Business insurance can help protect these financial institutions from financial loss due to unexpected events. For example, a natural disaster such as a flood or earthquake could result in physical damage to a bank's property or equipment, leading to costly repairs and lost revenue. Insurance can cover these costs and help the bank get back up and running as quickly as possible.
In addition, financial institutions are also at risk for cyber attacks and data breaches. These types of incidents can lead to significant financial loss, as well as damage to the institution's reputation. Insurance can provide coverage for the costs associated with responding to a cyber attack, including legal fees, notification and credit monitoring services for affected customers, and public relations efforts to repair any damage to the institution's reputation.
Finally, financial institutions must also consider the risk of employee theft or fraud. Commercial insurance can provide coverage for losses due to employee dishonesty, helping to protect the institution's financial stability and reputation.

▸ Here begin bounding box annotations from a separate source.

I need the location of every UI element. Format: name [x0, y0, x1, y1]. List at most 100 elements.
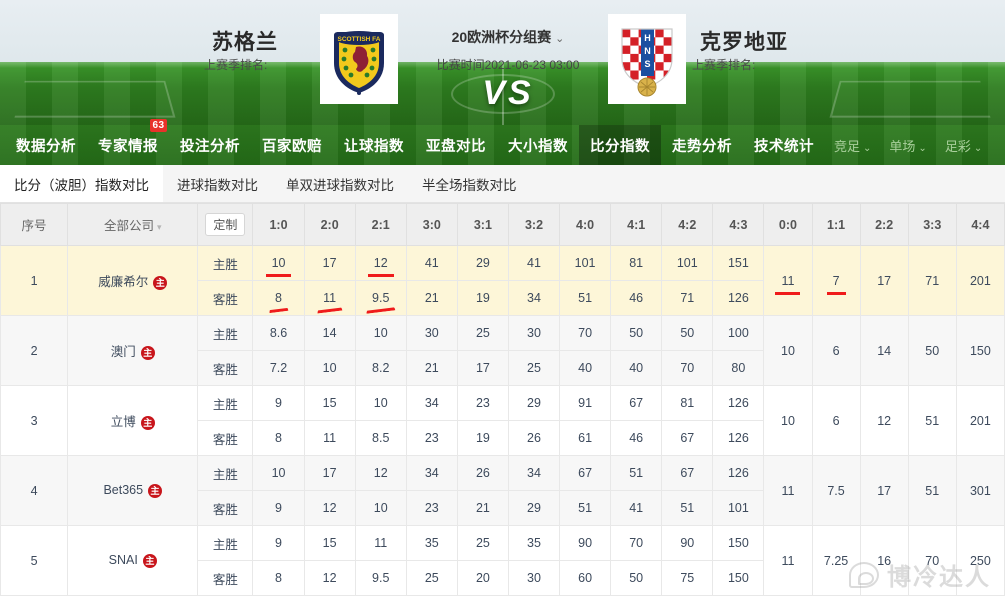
company-filter-label: 全部公司	[103, 219, 154, 233]
col-header-score-4-2: 4:2	[661, 203, 714, 246]
odds-value: 11	[323, 291, 337, 305]
table-row-group: 1 威廉希尔主主胜 10 17 12 41 29 41 101 81 101 151 11 7 17 71 20…	[0, 245, 1005, 316]
cell-away-4-0: 60	[559, 560, 612, 596]
pitch-graphic	[0, 62, 1005, 125]
cell-home-4-3: 100	[712, 315, 765, 351]
chevron-down-icon: ⌄	[918, 142, 927, 154]
table-row: 客胜 9 12 10 23 21 29 51 41 51 101	[1, 490, 1005, 526]
league-selector[interactable]: 20欧洲杯分组赛 ⌄	[418, 27, 598, 47]
nav-dropdown-1[interactable]: 竞足 ⌄	[825, 136, 880, 155]
cell-home-4-2: 101	[661, 245, 714, 281]
cell-away-2-1: 9.5	[354, 280, 407, 316]
nav-item-label: 大小指数	[508, 138, 568, 155]
cell-seq: 3	[0, 385, 69, 456]
nav-item-4[interactable]: 百家欧赔	[251, 125, 333, 165]
cell-away-4-3: 126	[712, 280, 765, 316]
nav-dropdown-label: 竞足	[834, 138, 861, 154]
nav-item-1[interactable]: 数据分析	[0, 125, 87, 165]
cell-draw-2-2: 17	[859, 455, 909, 526]
nav-dropdown-3[interactable]: 足彩 ⌄	[936, 136, 991, 155]
cell-away-3-0: 23	[405, 420, 458, 456]
nav-item-10[interactable]: 技术统计	[743, 125, 825, 165]
row-label-home-win: 主胜	[197, 455, 254, 491]
nav-item-2[interactable]: 专家情报 63	[87, 119, 169, 165]
cell-away-3-0: 23	[405, 490, 458, 526]
cell-home-1-0: 8.6	[252, 315, 305, 351]
host-badge-icon: 主	[148, 483, 163, 498]
match-time: 比赛时间2021-06-23 03:00	[436, 58, 580, 72]
main-nav: 数据分析 专家情报 63 投注分析 百家欧赔 让球指数 亚盘对比 大小指数 比分指数 走势分析 技术…	[0, 119, 1005, 165]
cell-home-3-0: 35	[405, 525, 458, 561]
table-row: 客胜 8 11 8.5 23 19 26 61 46 67 126	[1, 420, 1005, 456]
cell-draw-1-1: 7.5	[811, 455, 861, 526]
table-row: 2 澳门主主胜 8.6 14 10 30 25 30 70 50 50 100 10 6 14 50 150	[0, 315, 1005, 386]
cell-home-3-0: 41	[405, 245, 458, 281]
cell-home-4-1: 70	[610, 525, 663, 561]
nav-item-label: 走势分析	[672, 138, 732, 155]
nav-item-9[interactable]: 走势分析	[661, 125, 743, 165]
cell-away-4-1: 41	[610, 490, 663, 526]
svg-text:N: N	[644, 46, 651, 56]
col-header-score-2-0: 2:0	[303, 203, 356, 246]
nav-dropdown-2[interactable]: 单场 ⌄	[880, 136, 935, 155]
subtab-4[interactable]: 半全场指数对比	[408, 165, 531, 202]
subtab-3[interactable]: 单双进球指数对比	[272, 165, 408, 202]
subtab-2[interactable]: 进球指数对比	[163, 165, 272, 202]
cell-home-2-1: 11	[354, 525, 407, 561]
col-header-score-2-1: 2:1	[354, 203, 407, 246]
cell-home-2-1: 12	[354, 455, 407, 491]
cell-home-3-0: 34	[405, 455, 458, 491]
vs-label: VS	[482, 74, 534, 112]
cell-company[interactable]: SNAI 主	[67, 525, 199, 596]
nav-dropdown-label: 单场	[889, 138, 916, 154]
cell-company[interactable]: 立博主	[67, 385, 199, 456]
cell-home-3-2: 35	[507, 525, 561, 561]
cell-home-1-0: 9	[252, 525, 305, 561]
cell-away-4-2: 67	[661, 420, 714, 456]
custom-button[interactable]: 定制	[205, 213, 246, 236]
cell-company[interactable]: Bet365 主	[67, 455, 199, 526]
nav-item-label: 专家情报	[98, 138, 158, 155]
cell-draw-0-0: 11	[763, 525, 813, 596]
cell-home-3-2: 30	[507, 315, 561, 351]
host-badge-icon: 主	[142, 553, 157, 568]
cell-draw-2-2: 12	[859, 385, 909, 456]
cell-draw-4-4: 301	[955, 455, 1005, 526]
cell-away-2-1: 10	[354, 490, 407, 526]
table-row: 5 SNAI 主主胜 9 15 11 35 25 35 90 70 90 150 11 7.25 16 70 25…	[0, 525, 1005, 596]
nav-item-6[interactable]: 亚盘对比	[415, 125, 497, 165]
subtab-label: 半全场指数对比	[422, 177, 517, 193]
cell-away-4-2: 70	[661, 350, 714, 386]
cell-home-4-0: 70	[559, 315, 612, 351]
cell-home-3-0: 30	[405, 315, 458, 351]
cell-away-4-0: 40	[559, 350, 612, 386]
subtab-1[interactable]: 比分（波胆）指数对比	[0, 165, 163, 202]
pitch-box-left	[14, 80, 176, 118]
cell-draw-3-3: 50	[907, 315, 957, 386]
cell-company[interactable]: 澳门主	[67, 315, 199, 386]
cell-home-2-0: 17	[303, 245, 356, 281]
nav-item-8[interactable]: 比分指数	[579, 125, 661, 165]
col-header-score-3-1: 3:1	[456, 203, 509, 246]
nav-item-7[interactable]: 大小指数	[497, 125, 579, 165]
odds-value: 9.5	[372, 291, 390, 305]
cell-away-1-0: 8	[252, 280, 305, 316]
nav-item-label: 比分指数	[590, 138, 650, 155]
table-row-group: 2 澳门主主胜 8.6 14 10 30 25 30 70 50 50 100 10 6 14 50 150 客胜…	[0, 315, 1005, 386]
nav-item-3[interactable]: 投注分析	[169, 125, 251, 165]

In summary, financial institutions have a lot at stake when it comes to protecting their assets and reputation. Commercial insurance can help mitigate the risk of financial loss due to unexpected events, ensuring that these institutions are able to continue serving their customers and fulfilling their financial responsibilities.
Minimum recommended small business insurance coverage: Business Personal Property, Extra Expense, Equipment Breakdown, Financial Institutions Bond, Accounts Receivable, Computers, Valuable Papers and Records, General Liability, Directors' and Officers' Liability, Employee Benefits, Fiduciary Liability, Professional, Umbrella, Hired and Non-Owned Auto, Workers Compensation & Surety Bonds.
Other commercial insurance policies to consider: Buildings, Earthquake, Flood, Leasehold Interest, Real Property Legal Liability, Computer Fraud, Extortion, Fine Arts, Signs, Cyber Liability, Employment-related Practices, Law Enforcement Professional, Business Auto Liability and Physical Damage And Stop Gap Liability.